I slipped beneath the water, letting the liquid muffle my frustrated scream. It didn't seem to have fooled Kit, judging by her strange expression when I came up for air. Ignoring her, I splashed and wallowed into the sandbar. With a half-hearted glance around, I checked to see if anyone might have seen my unplanned shift.
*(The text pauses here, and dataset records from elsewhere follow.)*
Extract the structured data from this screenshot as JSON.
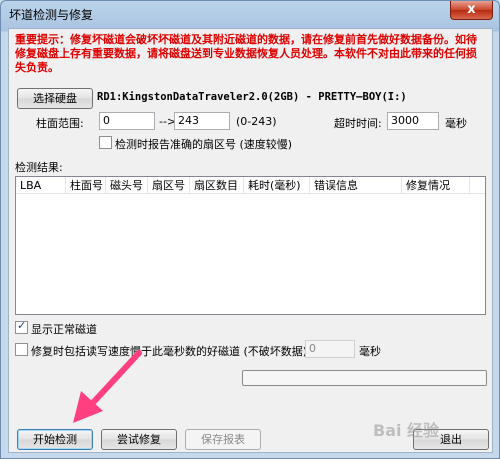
{
  "window": {
    "title": "坏道检测与修复",
    "close_label": "x"
  },
  "warning": {
    "text": "重要提示：修复坏磁道会破坏坏磁道及其附近磁道的数据，请在修复前首先做好数据备份。如待修复磁盘上存有重要数据，请将磁盘送到专业数据恢复人员处理。本软件不对由此带来的任何损失负责。"
  },
  "disk": {
    "select_button": "选择硬盘",
    "info": "RD1:KingstonDataTraveler2.0(2GB) - PRETTY—BOY(I:)"
  },
  "range": {
    "label": "柱面范围:",
    "from": "0",
    "arrow": "-->",
    "to": "243",
    "hint": "(0-243)",
    "timeout_label": "超时时间:",
    "timeout_value": "3000",
    "timeout_unit": "毫秒"
  },
  "options": {
    "report_sector": "检测时报告准确的扇区号 (速度较慢)",
    "report_sector_checked": false,
    "show_normal": "显示正常磁道",
    "show_normal_checked": true,
    "repair_slow": "修复时包括读写速度慢于此毫秒数的好磁道 (不破坏数据):",
    "repair_slow_checked": false,
    "slow_value": "0",
    "slow_unit": "毫秒"
  },
  "results": {
    "label": "检测结果:",
    "columns": [
      "LBA",
      "柱面号",
      "磁头号",
      "扇区号",
      "扇区数目",
      "耗时(毫秒)",
      "错误信息",
      "修复情况"
    ]
  },
  "buttons": {
    "start": "开始检测",
    "try_repair": "尝试修复",
    "save_report": "保存报表",
    "exit": "退出"
  },
  "watermark": "Bai 经验",
  "colors": {
    "warning": "#e00000",
    "arrow": "#ff3f7f"
  }
}
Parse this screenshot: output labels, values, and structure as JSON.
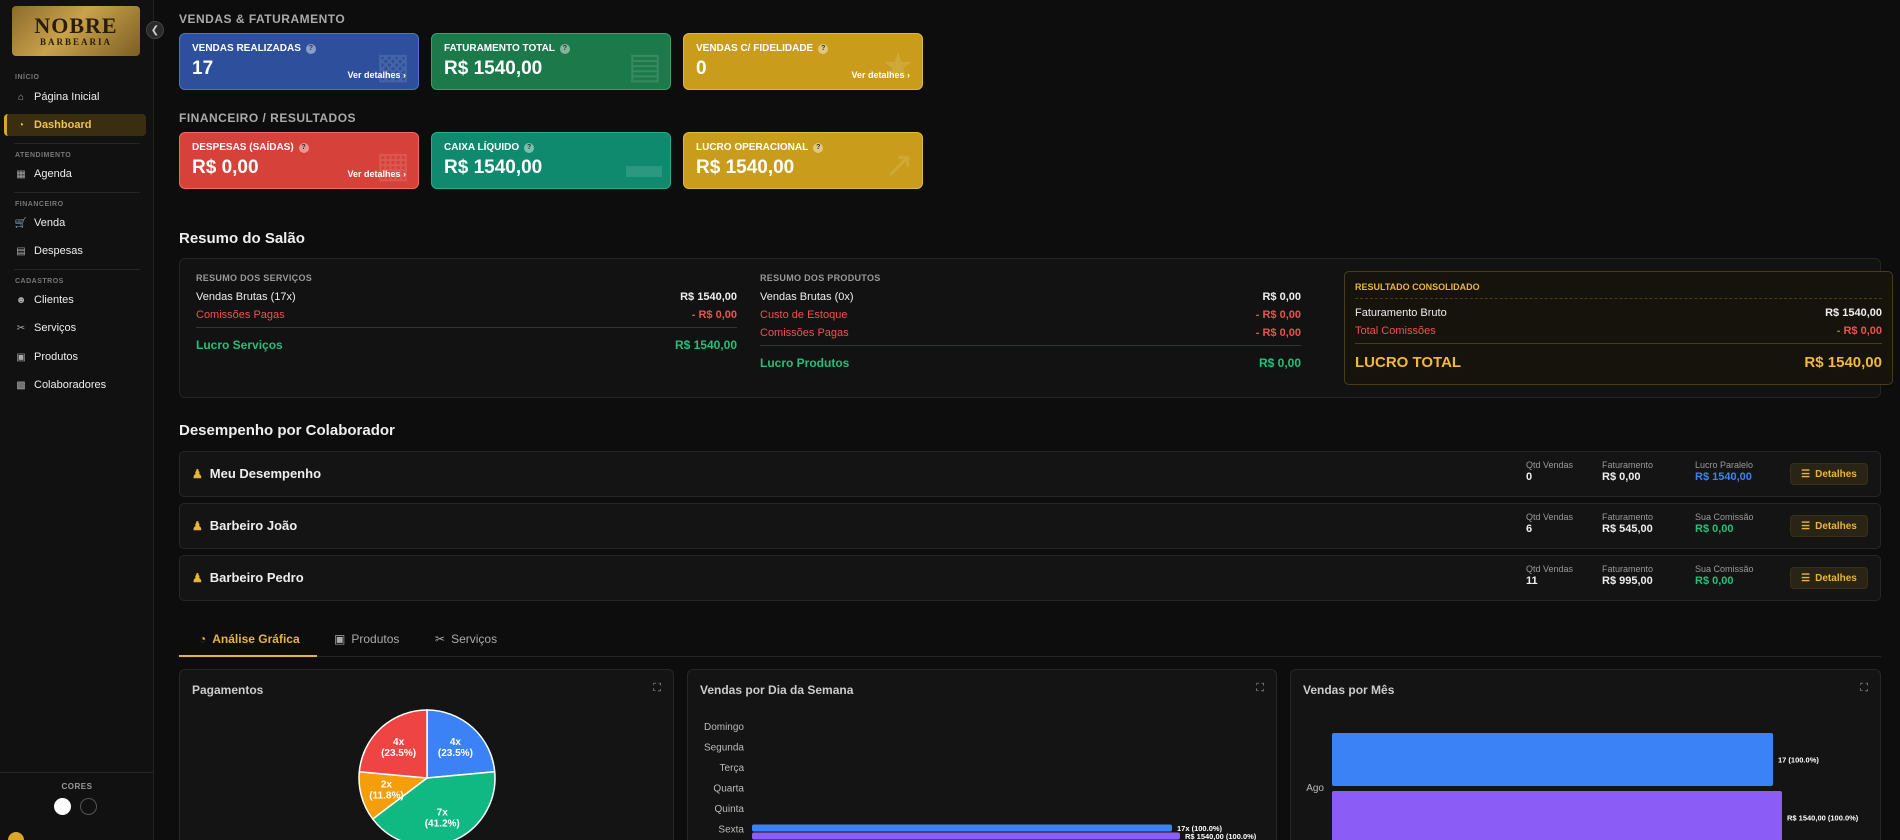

'Does it matter? I can't change anything.' I flopped on my back and let the sun soak into my face. The wind brushed across my wet layers, and I shivered. 'Yes, it matters. If I know someone might suspect something, I can plan for it. I can….'
My mind refused to present a viable option. If someone found out I was a Butterfly, it'd spread through town like wildfire. Then I'd be the wildfire when the priests caught me. I swallowed.
'Pack. Done. Knife. In town — you just have to deal with Mitry. Home.' I shivered again and wished I hadn't left my Post. But that was a coward's wish, and I squashed it down. The black stone cut into my palm as my hand clenched, reminding me I still had it. 'And why's that?'
Growling, I raised the stone, peering through it. The light passed through it; it was darker than my smoky quartz, but not much more opaque.
"Guardian's tears." The name flew from my mouth without my consent. "Like my mo—" My fingers clenched around the disk, hiding it from the light.
"It's pretty." Kit had the paddle jammed into the sandbar and the kayak rocked in the current that tried to drag it along. "It looks like it has some runes."
'The glyphs? How could she see them from there?' Frowning, I sat up and stuffed the rock into my pocket.
"You wanted to get to town?" I clambered to my feet, every muscle protesting after the too-brief rest. Shivering, I waded back into the river and struck out for shore. "It's this way."